Kentucky lawmakers aren’t giving up on a proposed school choice amendment after recent court rulings struck down laws to publicly fund private and charter schools.
Huddling with reporters Tuesday, Senate President Robert Stivers said lawmakers are discussing a vote to put a proposed school choice amendment on the 2024 general election ballot. What Stivers couldn’t say is if a proposed amendment to allow public funding for non-public schools can actually pass the 38-member Senate and 100-member House.
“There’s a lot of discussion about an amendment – are the votes there?” he said.
Placing a proposed amendment before Kentucky voters requires 23 votes in the Senate and 60 votes in the House. Hitting that threshold would likely require support from urban and rural lawmakers. However, not all lawmakers – even ones from the same county and the same party – always vote alike.
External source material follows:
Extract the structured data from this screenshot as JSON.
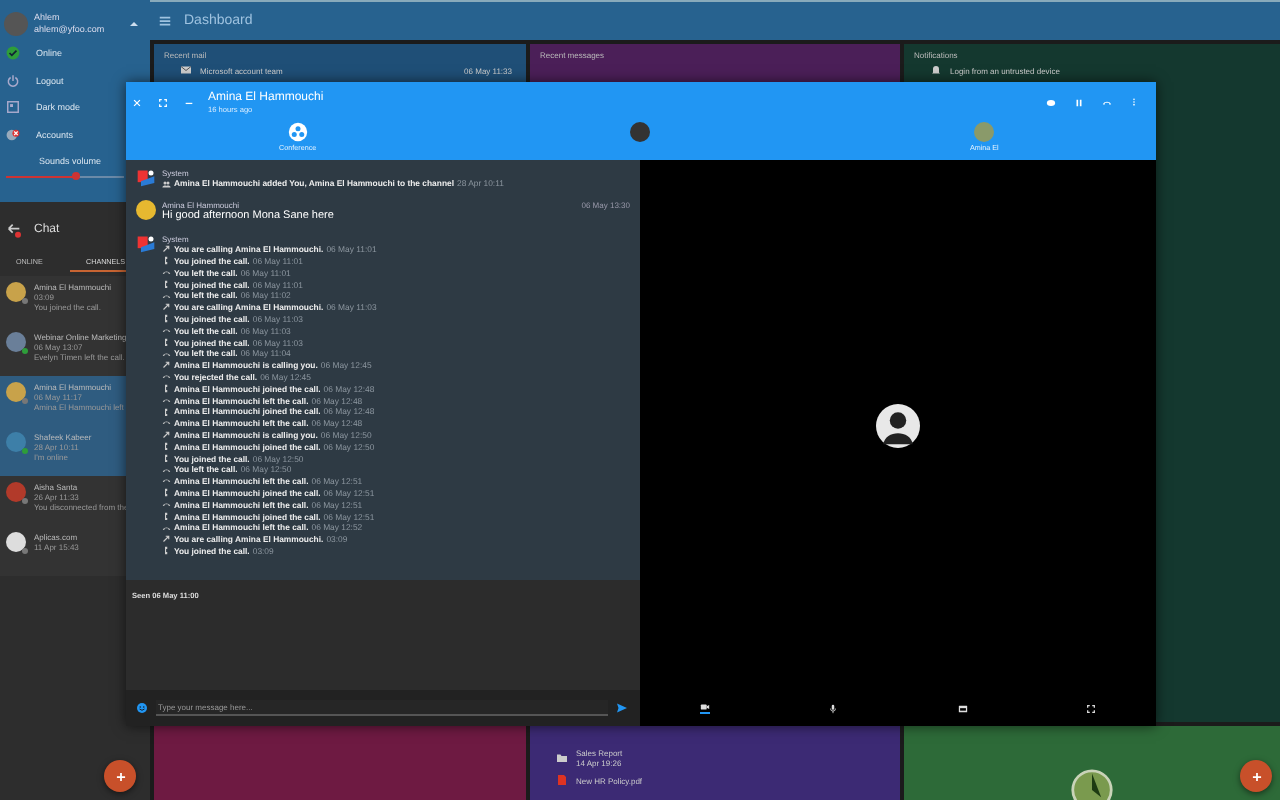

“That’s where you’ll get into again a regional dynamic rather than a political dynamic,” said Stivers, focusing most of his remarks on Jefferson County.
Jefferson County has roughly 30,000 school-age children who attend private and or parochial schools and over 90,000 schoolchildren who attend public school, according to Stivers. It is the (public) Jefferson County School System that successfully fought alongside Dayton Independent Schools in Campbell County to have a 2022 charter school funding law (House Bill 9) declared unconstitutional in Franklin Circuit Court last year. That law, as written, required the establishment of charter schools in both Louisville and Northern Kentucky.
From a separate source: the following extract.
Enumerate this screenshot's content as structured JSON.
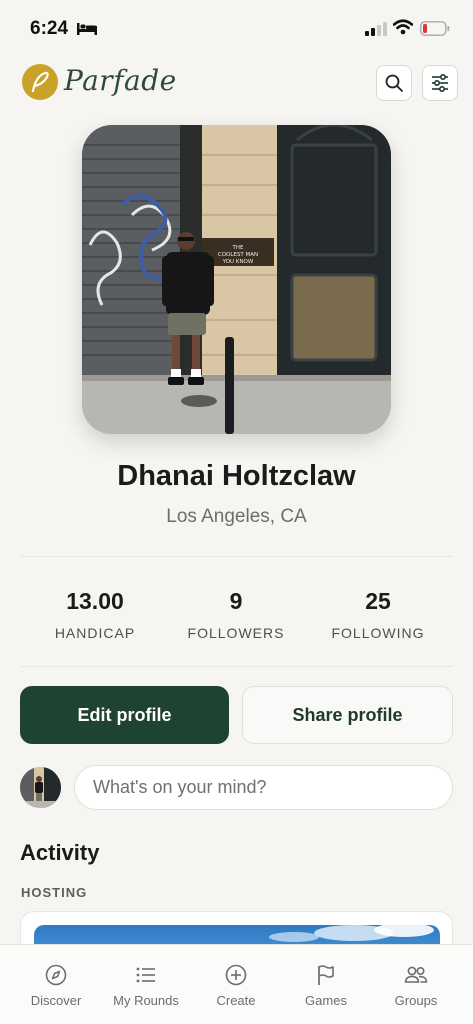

HB 9 is the second school choice law in as many years to be found unconstitutional in the commonwealth. A 2021 law (HB 563) allowing public tax credits for donors who fund private school tuition was struck down by the Kentucky Supreme Court in 2022.
With lawmakers from Jefferson County and NKY filling over a third of all seats in the state legislature, a certain degree of support from those delegations is needed should a proposed school choice amendment make the ballot. The question is how many of those lawmakers are willing to back the proposed change.
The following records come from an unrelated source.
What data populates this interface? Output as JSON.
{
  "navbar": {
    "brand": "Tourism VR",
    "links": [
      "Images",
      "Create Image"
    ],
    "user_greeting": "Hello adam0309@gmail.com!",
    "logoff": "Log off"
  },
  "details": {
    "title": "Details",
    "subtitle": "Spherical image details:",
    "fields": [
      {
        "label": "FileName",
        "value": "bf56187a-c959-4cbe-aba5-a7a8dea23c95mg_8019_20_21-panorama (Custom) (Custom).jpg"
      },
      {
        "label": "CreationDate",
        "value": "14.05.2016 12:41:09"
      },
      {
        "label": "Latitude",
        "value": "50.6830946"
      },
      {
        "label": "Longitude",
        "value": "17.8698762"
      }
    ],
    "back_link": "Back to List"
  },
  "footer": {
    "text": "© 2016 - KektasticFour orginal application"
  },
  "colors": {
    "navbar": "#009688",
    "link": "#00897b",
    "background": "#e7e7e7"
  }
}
“The reality of this is probably more a reflection of doing something with the Jefferson County Public School System,” said Stivers. “If you look at all the cases (in court) it was pretty much focused on JCPS. That’s where you get into, again, a regional dynamic more than a political dynamic – a rural-urban type of scenario. But as a state senator you have to think about the state,” he told reporters.
There is now a proposed school choice amendment in the Kentucky House waiting to be assigned to committee. Rep. Josh Calloway (R-Irvington) sponsors that amendment (HB 208). Should it make the ballot, the proposal would ask Kentucky voters to change the state constitution “to authorize the General Assembly to provide for the educational costs of students outside of the public school system.”
Among the co-sponsors of the bill are four legislators from NKY’s core counties of Boone, Campbell, and Kenton: Rep. Stephanie Dietz (R-Edgewood), Rep. Steven Doan (R-Erlanger), Rep. Marianne Proctor (R-Union), and Rep. Steve Rawlings (R-Burlington).
Only five cosponsors of the proposed amendment are from Louisville in Jefferson County, which holds 18 Kentucky House seats – most of those held by Democrats.